Barry Keoghan’s character is accented terribly, sounding like an attempt to imitate a Traveller “call out video” from Youtube channeled through a second-rate caricature of a Cork accent. Insufferably brash and arrogant, his behavior masks his deep insecurity, as he is being abused by his father, the local Gardai. Kerry Condon could pass as any regular Irish woman who regularly complains about people “giving out” whilst giving out at the same time, albeit veiled in tweeds and tartan aesthetic. Of all the main characters she is the one most free of personal baggage, her main anxiety being an unmarried woman who finds her happy ending by securing a job in a post office on the mainland.

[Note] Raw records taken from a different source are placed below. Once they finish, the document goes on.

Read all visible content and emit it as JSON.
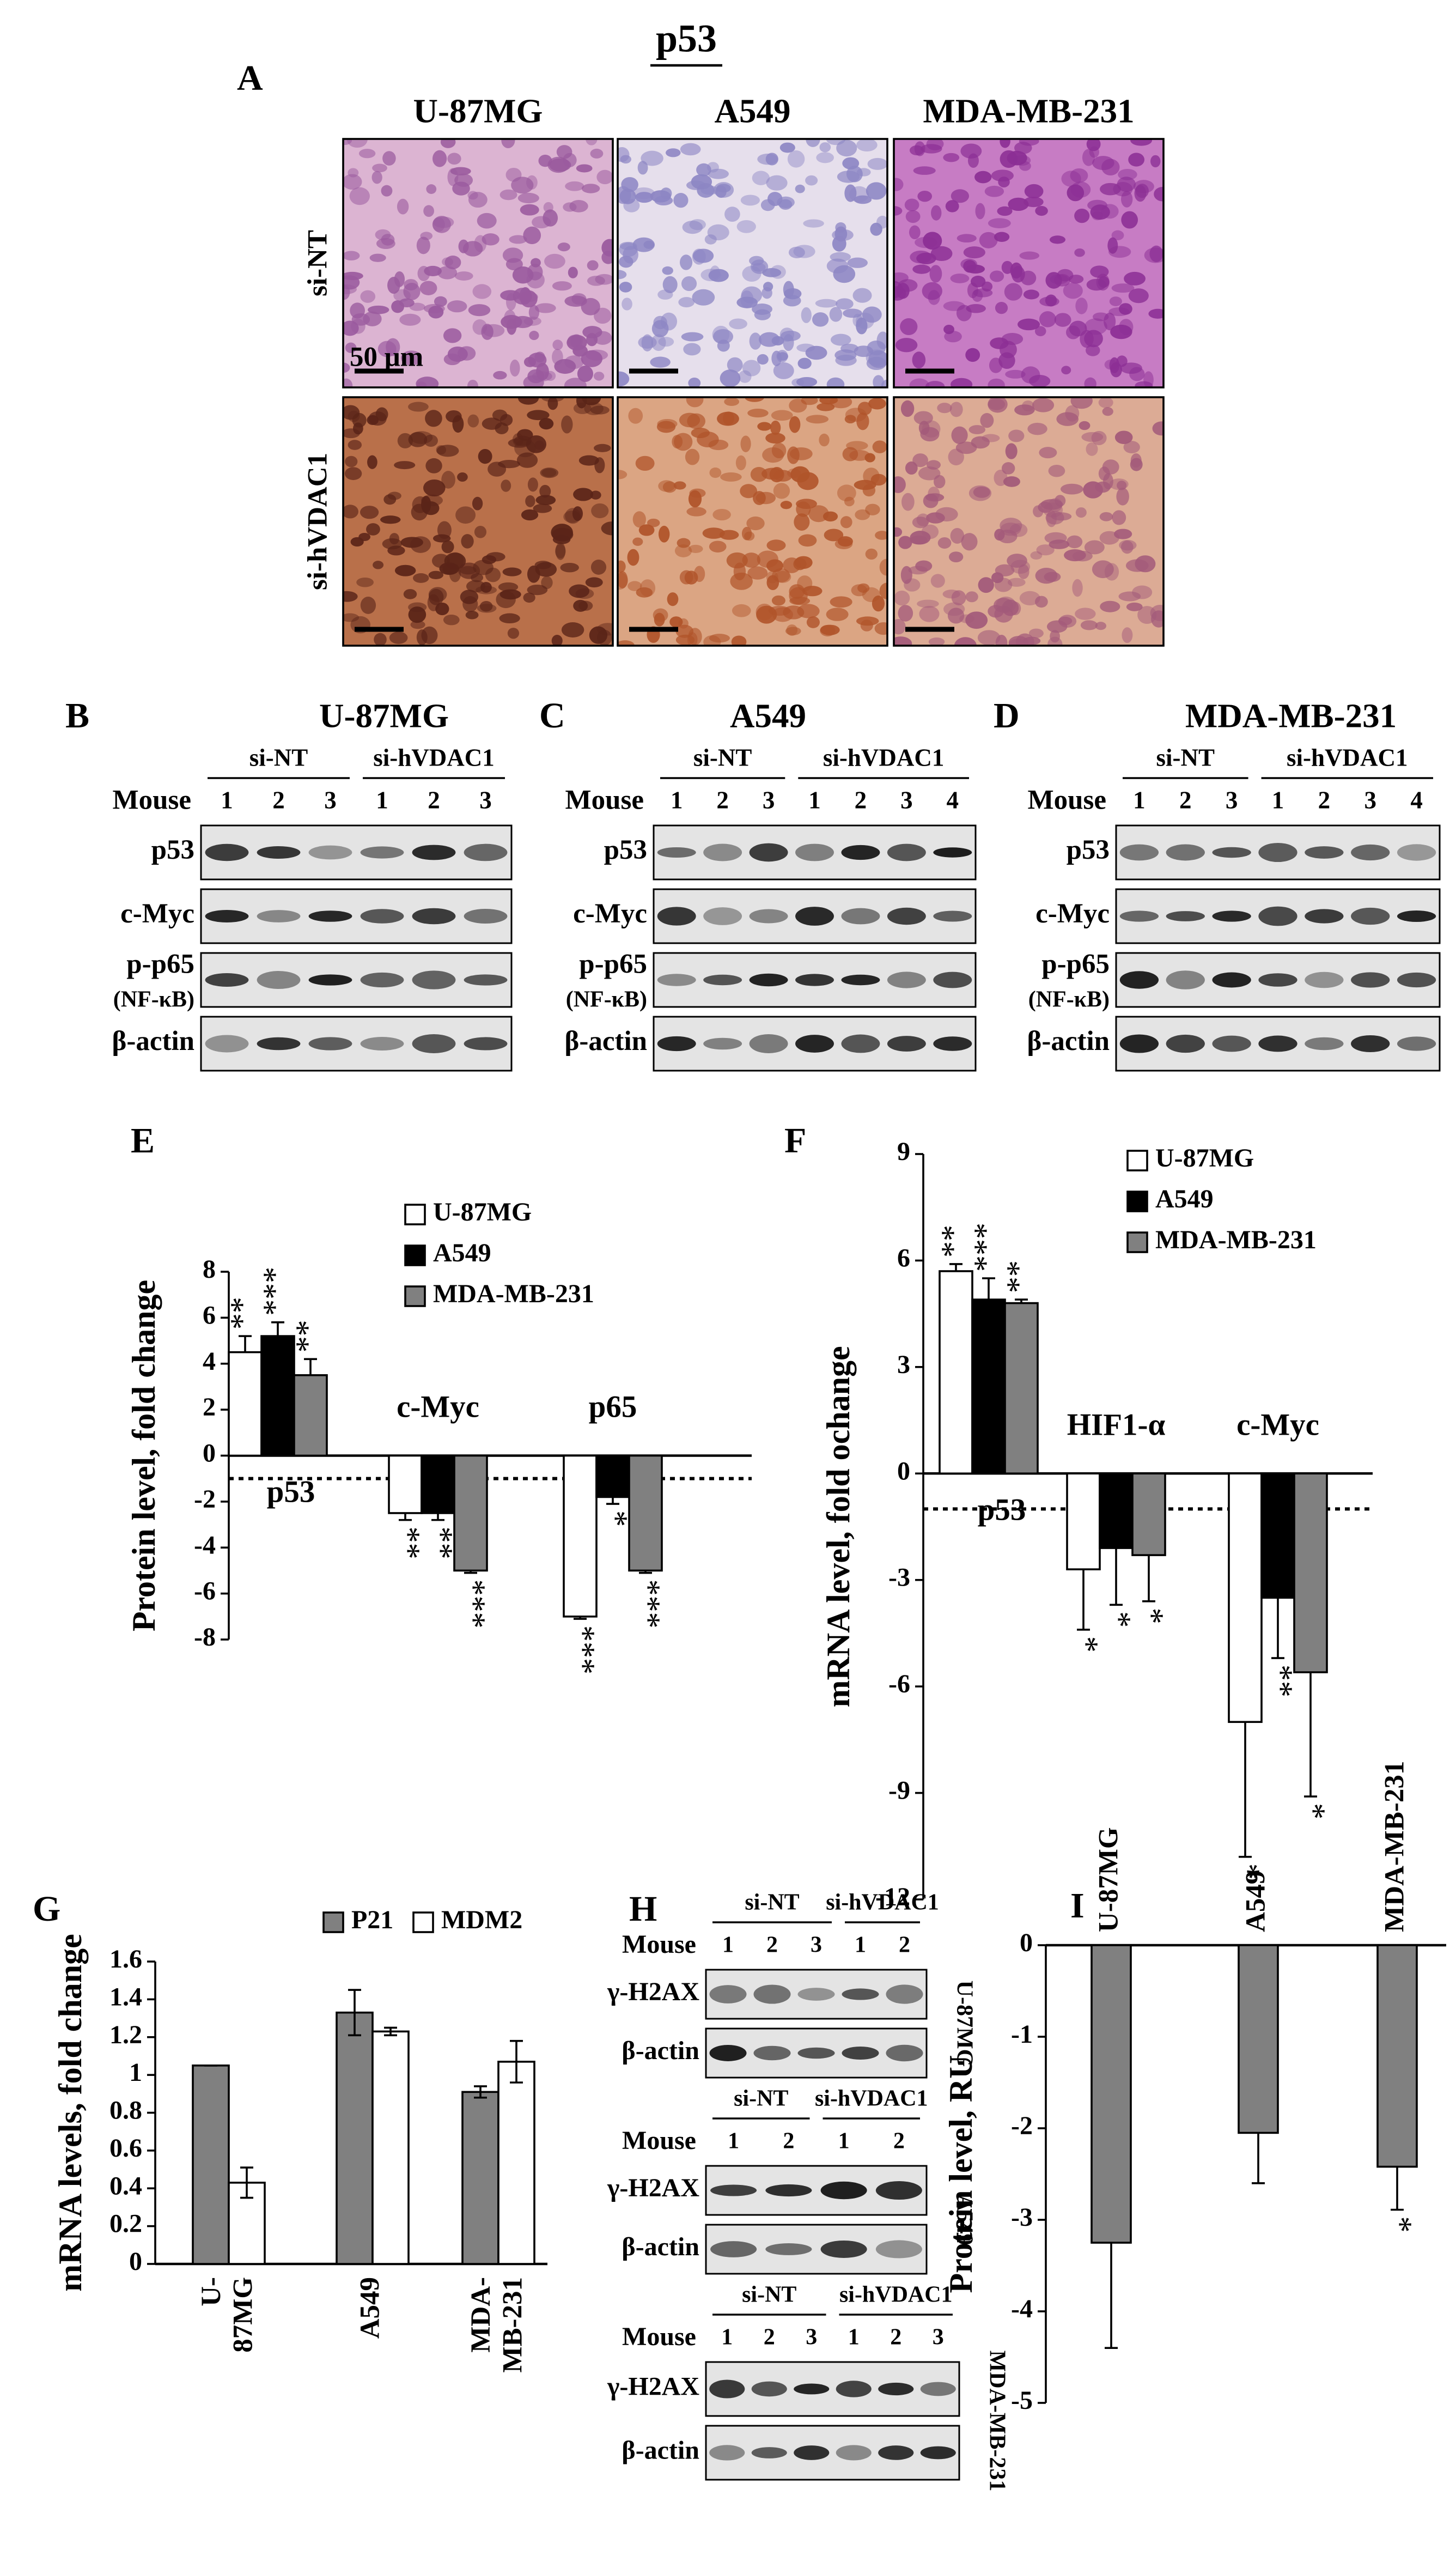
{
  "title": "p53",
  "histology": {
    "label": "A",
    "columns": [
      "U-87MG",
      "A549",
      "MDA-MB-231"
    ],
    "rows": [
      "si-NT",
      "si-hVDAC1"
    ],
    "scale": "50 μm"
  },
  "blots": [
    {
      "label": "B",
      "title": "U-87MG",
      "mouse_label": "Mouse",
      "groups": [
        {
          "name": "si-NT",
          "lanes": [
            1,
            2,
            3
          ]
        },
        {
          "name": "si-hVDAC1",
          "lanes": [
            1,
            2,
            3
          ]
        }
      ],
      "rows": [
        {
          "name": "p53"
        },
        {
          "name": "c-Myc"
        },
        {
          "name": "p-p65",
          "note": "(NF-κB)"
        },
        {
          "name": "β-actin"
        }
      ]
    },
    {
      "label": "C",
      "title": "A549",
      "mouse_label": "Mouse",
      "groups": [
        {
          "name": "si-NT",
          "lanes": [
            1,
            2,
            3
          ]
        },
        {
          "name": "si-hVDAC1",
          "lanes": [
            1,
            2,
            3,
            4
          ]
        }
      ],
      "rows": [
        {
          "name": "p53"
        },
        {
          "name": "c-Myc"
        },
        {
          "name": "p-p65",
          "note": "(NF-κB)"
        },
        {
          "name": "β-actin"
        }
      ]
    },
    {
      "label": "D",
      "title": "MDA-MB-231",
      "mouse_label": "Mouse",
      "groups": [
        {
          "name": "si-NT",
          "lanes": [
            1,
            2,
            3
          ]
        },
        {
          "name": "si-hVDAC1",
          "lanes": [
            1,
            2,
            3,
            4
          ]
        }
      ],
      "rows": [
        {
          "name": "p53"
        },
        {
          "name": "c-Myc"
        },
        {
          "name": "p-p65",
          "note": "(NF-κB)"
        },
        {
          "name": "β-actin"
        }
      ]
    },
    {
      "label": "H",
      "side": "U-87MG",
      "mouse_label": "Mouse",
      "groups": [
        {
          "name": "si-NT",
          "lanes": [
            1,
            2,
            3
          ]
        },
        {
          "name": "si-hVDAC1",
          "lanes": [
            1,
            2
          ]
        }
      ],
      "rows": [
        {
          "name": "γ-H2AX"
        },
        {
          "name": "β-actin"
        }
      ]
    },
    {
      "side": "A549",
      "mouse_label": "Mouse",
      "groups": [
        {
          "name": "si-NT",
          "lanes": [
            1,
            2
          ]
        },
        {
          "name": "si-hVDAC1",
          "lanes": [
            1,
            2
          ]
        }
      ],
      "rows": [
        {
          "name": "γ-H2AX"
        },
        {
          "name": "β-actin"
        }
      ]
    },
    {
      "side": "MDA-MB-231",
      "mouse_label": "Mouse",
      "groups": [
        {
          "name": "si-NT",
          "lanes": [
            1,
            2,
            3
          ]
        },
        {
          "name": "si-hVDAC1",
          "lanes": [
            1,
            2,
            3
          ]
        }
      ],
      "rows": [
        {
          "name": "γ-H2AX"
        },
        {
          "name": "β-actin"
        }
      ]
    }
  ],
  "chart_data": [
    {
      "type": "bar",
      "label": "E",
      "ylabel": "Protein level, fold change",
      "categories": [
        "p53",
        "c-Myc",
        "p65"
      ],
      "series": [
        {
          "name": "U-87MG",
          "color": "#ffffff",
          "values": [
            4.5,
            -2.5,
            -7
          ],
          "errors": [
            0.7,
            0.3,
            0.1
          ],
          "significance": [
            "**",
            "**",
            "***"
          ]
        },
        {
          "name": "A549",
          "color": "#000000",
          "values": [
            5.2,
            -2.5,
            -1.8
          ],
          "errors": [
            0.6,
            0.3,
            0.3
          ],
          "significance": [
            "***",
            "**",
            "*"
          ]
        },
        {
          "name": "MDA-MB-231",
          "color": "#808080",
          "values": [
            3.5,
            -5,
            -5
          ],
          "errors": [
            0.7,
            0.1,
            0.1
          ],
          "significance": [
            "**",
            "***",
            "***"
          ]
        }
      ],
      "reference_line": -1,
      "ylim": [
        -8,
        8
      ],
      "yticks": [
        8,
        6,
        4,
        2,
        0,
        -2,
        -4,
        -6,
        -8
      ]
    },
    {
      "type": "bar",
      "label": "F",
      "ylabel": "mRNA level, fold ochange",
      "categories": [
        "p53",
        "HIF1-α",
        "c-Myc"
      ],
      "series": [
        {
          "name": "U-87MG",
          "color": "#ffffff",
          "values": [
            5.7,
            -2.7,
            -7
          ],
          "errors": [
            0.2,
            1.7,
            3.8
          ],
          "significance": [
            "**",
            "*",
            "*"
          ]
        },
        {
          "name": "A549",
          "color": "#000000",
          "values": [
            4.9,
            -2.1,
            -3.5
          ],
          "errors": [
            0.6,
            1.6,
            1.7
          ],
          "significance": [
            "***",
            "*",
            "**"
          ]
        },
        {
          "name": "MDA-MB-231",
          "color": "#808080",
          "values": [
            4.8,
            -2.3,
            -5.6
          ],
          "errors": [
            0.1,
            1.3,
            3.5
          ],
          "significance": [
            "**",
            "*",
            "*"
          ]
        }
      ],
      "reference_line": -1,
      "ylim": [
        -12,
        9
      ],
      "yticks": [
        9,
        6,
        3,
        0,
        -3,
        -6,
        -9,
        -12
      ]
    },
    {
      "type": "bar",
      "label": "G",
      "ylabel": "mRNA  levels, fold change",
      "categories": [
        "U-87MG",
        "A549",
        "MDA-MB-231"
      ],
      "series": [
        {
          "name": "P21",
          "color": "#808080",
          "values": [
            1.05,
            1.33,
            0.91
          ],
          "errors": [
            0,
            0.12,
            0.03
          ]
        },
        {
          "name": "MDM2",
          "color": "#ffffff",
          "values": [
            0.43,
            1.23,
            1.07
          ],
          "errors": [
            0.08,
            0.02,
            0.11
          ]
        }
      ],
      "ylim": [
        0,
        1.6
      ],
      "yticks": [
        0,
        0.2,
        0.4,
        0.6,
        0.8,
        1,
        1.2,
        1.4,
        1.6
      ]
    },
    {
      "type": "bar",
      "label": "I",
      "ylabel": "Protein level, RU",
      "categories": [
        "U-87MG",
        "A549",
        "MDA-MB-231"
      ],
      "series": [
        {
          "color": "#808080",
          "values": [
            -3.25,
            -2.05,
            -2.42
          ],
          "errors": [
            1.15,
            0.55,
            0.47
          ],
          "significance": [
            null,
            null,
            "*"
          ]
        }
      ],
      "ylim": [
        -5,
        0
      ],
      "yticks": [
        0,
        -1,
        -2,
        -3,
        -4,
        -5
      ]
    }
  ]
}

That this film is a “tragi-comedy” is a great cope for the excuse for artistic/expressive license. There is not a single “west of Ireland” accent to be found throughout the movie, though I am very likely failing to understand the “context” of how McDonagh writes and casts his screenplays. Everyone is a caricature of the “bleeding tic” Irish person who knows little more than boozing and begrudgery. It’s the type of stuff that befitted a film like Calvary much more suitably, as it portrayed a far more scattered, contemporary Ireland that is far more uncertain about its place in the world than it would have been before.
Sadly, much of the praise lavished on this film will have already spread like wildfire into the international filmgoing community, and many viewers will be given the idea that “this is what Ireland is/was like”. It is a globalist vision of how a cosmopolitan Irish mindset would view “deep Ireland”, exerting all of its hubris, anxiety, and existentialism onto the past. The same progressive clique in Ireland that will praise this film is in no doubt emboldened by the approval of film critics, tastemakers, and awards ceremonies. If Mark Kermode can lavish praise, then there’s little debate to be had.
They are the kneejerk “cultural cringe” merchants who see any sort of romantic depiction of their homeland as a reason to hate it and spit forth opprobrium, normally in the form of comments such as “I suppose you all think we go to Mass and live in thatched cottages”. Yet their praise will selectively drift to make an exception here because the praise it has gained after the fact caters to their inferiority complex and need to be approved and loved by foreigners. It is a largely negating and self-flagellating portrayal of their homeland, but not unlike the eternal Mrs. Doyle, maybe they like the misery.